Cooking at the proper temperature will ensure that any potential virus is killed. This is why there are recommended temperatures for properly cooking steak and chicken; that heat kills viruses like salmonella and such. This is also why menus at restaurants mention properly cooked meals, and some will not serve "runny" eggs because of the risk of salmonella.

I'm sure if you cook a freshly killed human at the proper temperature, those viruses and parasites will also die from the heat.

Yum!

Answer 3

They do but if your talking specifically Bob and Garrett they cooked the meat first so it basically deleted the disease so they didn't turn, if that's what you're asking.

Answer 4

A few points:

1) The assumption that smashing someone in the head with a baseball bat doesn't destroy the brain doesn't make much sense. That's the whole reason getting smashed in the head with a baseball bat would kill you, is because that impact did enough damage to your brain that it didn't function anymore. The series uses melee weapons to the head as a fairly regular way to kill walkers.

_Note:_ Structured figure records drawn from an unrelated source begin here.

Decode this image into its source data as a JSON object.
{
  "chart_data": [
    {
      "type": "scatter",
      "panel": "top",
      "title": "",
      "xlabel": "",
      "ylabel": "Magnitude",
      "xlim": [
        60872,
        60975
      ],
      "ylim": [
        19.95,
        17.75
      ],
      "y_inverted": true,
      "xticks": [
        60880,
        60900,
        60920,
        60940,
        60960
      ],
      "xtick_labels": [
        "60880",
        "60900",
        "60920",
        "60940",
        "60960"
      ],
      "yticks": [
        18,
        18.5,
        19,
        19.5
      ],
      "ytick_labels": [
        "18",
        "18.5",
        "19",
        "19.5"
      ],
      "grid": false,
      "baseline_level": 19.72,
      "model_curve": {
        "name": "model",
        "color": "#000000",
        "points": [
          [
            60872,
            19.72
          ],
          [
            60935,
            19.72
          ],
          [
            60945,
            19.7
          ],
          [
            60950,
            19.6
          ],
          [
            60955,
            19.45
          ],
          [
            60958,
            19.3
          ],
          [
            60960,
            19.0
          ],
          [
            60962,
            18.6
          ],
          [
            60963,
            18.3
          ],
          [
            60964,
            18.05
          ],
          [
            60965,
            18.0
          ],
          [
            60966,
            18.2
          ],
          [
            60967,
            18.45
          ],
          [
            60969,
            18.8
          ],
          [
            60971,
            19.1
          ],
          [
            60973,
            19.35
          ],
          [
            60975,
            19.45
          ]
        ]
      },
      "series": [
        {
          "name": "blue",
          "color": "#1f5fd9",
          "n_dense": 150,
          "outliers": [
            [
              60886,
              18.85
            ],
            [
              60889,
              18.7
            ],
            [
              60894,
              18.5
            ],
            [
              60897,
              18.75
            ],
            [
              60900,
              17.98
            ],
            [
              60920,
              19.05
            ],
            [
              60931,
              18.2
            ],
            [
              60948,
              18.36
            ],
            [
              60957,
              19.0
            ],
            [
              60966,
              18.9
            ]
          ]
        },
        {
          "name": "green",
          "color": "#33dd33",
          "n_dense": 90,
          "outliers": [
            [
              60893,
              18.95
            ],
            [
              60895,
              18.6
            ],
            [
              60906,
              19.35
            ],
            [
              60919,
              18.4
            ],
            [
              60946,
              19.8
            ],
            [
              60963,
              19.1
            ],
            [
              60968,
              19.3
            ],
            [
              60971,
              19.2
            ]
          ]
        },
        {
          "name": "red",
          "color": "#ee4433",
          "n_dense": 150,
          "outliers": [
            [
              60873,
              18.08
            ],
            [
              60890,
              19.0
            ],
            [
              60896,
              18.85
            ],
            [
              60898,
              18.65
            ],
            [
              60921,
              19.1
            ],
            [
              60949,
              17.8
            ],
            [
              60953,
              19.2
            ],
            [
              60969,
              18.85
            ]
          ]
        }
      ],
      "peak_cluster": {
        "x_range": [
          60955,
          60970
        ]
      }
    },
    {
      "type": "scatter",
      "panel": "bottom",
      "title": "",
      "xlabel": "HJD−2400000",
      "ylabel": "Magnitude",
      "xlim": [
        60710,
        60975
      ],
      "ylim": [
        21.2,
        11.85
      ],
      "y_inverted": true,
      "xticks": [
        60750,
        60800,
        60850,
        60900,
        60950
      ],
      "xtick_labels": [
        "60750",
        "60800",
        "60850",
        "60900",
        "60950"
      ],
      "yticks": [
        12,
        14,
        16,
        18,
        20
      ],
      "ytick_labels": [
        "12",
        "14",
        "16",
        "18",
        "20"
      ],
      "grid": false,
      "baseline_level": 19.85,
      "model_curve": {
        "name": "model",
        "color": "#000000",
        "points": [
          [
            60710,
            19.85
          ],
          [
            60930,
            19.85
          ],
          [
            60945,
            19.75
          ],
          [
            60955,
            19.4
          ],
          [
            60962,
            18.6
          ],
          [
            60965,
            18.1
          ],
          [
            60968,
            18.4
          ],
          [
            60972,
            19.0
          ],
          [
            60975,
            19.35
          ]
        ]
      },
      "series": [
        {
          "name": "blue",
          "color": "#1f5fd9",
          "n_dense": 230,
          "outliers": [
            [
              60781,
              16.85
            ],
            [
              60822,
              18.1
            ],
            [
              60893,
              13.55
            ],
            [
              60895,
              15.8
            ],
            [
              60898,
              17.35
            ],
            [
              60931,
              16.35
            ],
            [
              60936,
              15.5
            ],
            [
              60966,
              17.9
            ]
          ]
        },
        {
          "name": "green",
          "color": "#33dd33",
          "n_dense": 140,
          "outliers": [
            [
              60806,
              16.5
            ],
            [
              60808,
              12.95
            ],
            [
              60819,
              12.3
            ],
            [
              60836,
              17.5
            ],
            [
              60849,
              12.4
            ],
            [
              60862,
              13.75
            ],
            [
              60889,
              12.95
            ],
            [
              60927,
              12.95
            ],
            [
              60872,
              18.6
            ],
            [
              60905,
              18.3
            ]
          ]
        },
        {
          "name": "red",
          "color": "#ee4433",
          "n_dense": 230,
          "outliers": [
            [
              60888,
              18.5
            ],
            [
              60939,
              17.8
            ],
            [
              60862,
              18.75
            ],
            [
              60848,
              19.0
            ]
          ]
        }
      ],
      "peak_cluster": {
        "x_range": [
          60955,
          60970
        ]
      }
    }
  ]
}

...however, I'd point out that that's not relevant as well...because:

2) The virus doesn't kill. They all have it already. The virus only reanimates the nervous system of the dead, which has a tendency to rot pretty nastily, meaning you get a heck of a bacterial infection that kills you if you get bitten/scratched by walker (and presumably if you eat a nasty rotted one). Anything that stopped that bacterial growth (like we already do with butchered corpses of animals) would stop that meat from being dangerous, as the virus itself is not a danger to those that have it/contract it...only a danger to those that happen to be around them when it reanimates their dead body.

Yes, there are issues with this (Why are newly created walkers just as deadly as ones that have been rotting for a month? Why does getting walker gunk in your eyes not get you as infected as getting it in a scratch?) But these are the mechanisms of the story nonetheless, and those mechanisms would not make someone that ate properly cared for/cooked meat that happens to be infected with the same virus they already have anyway die from it.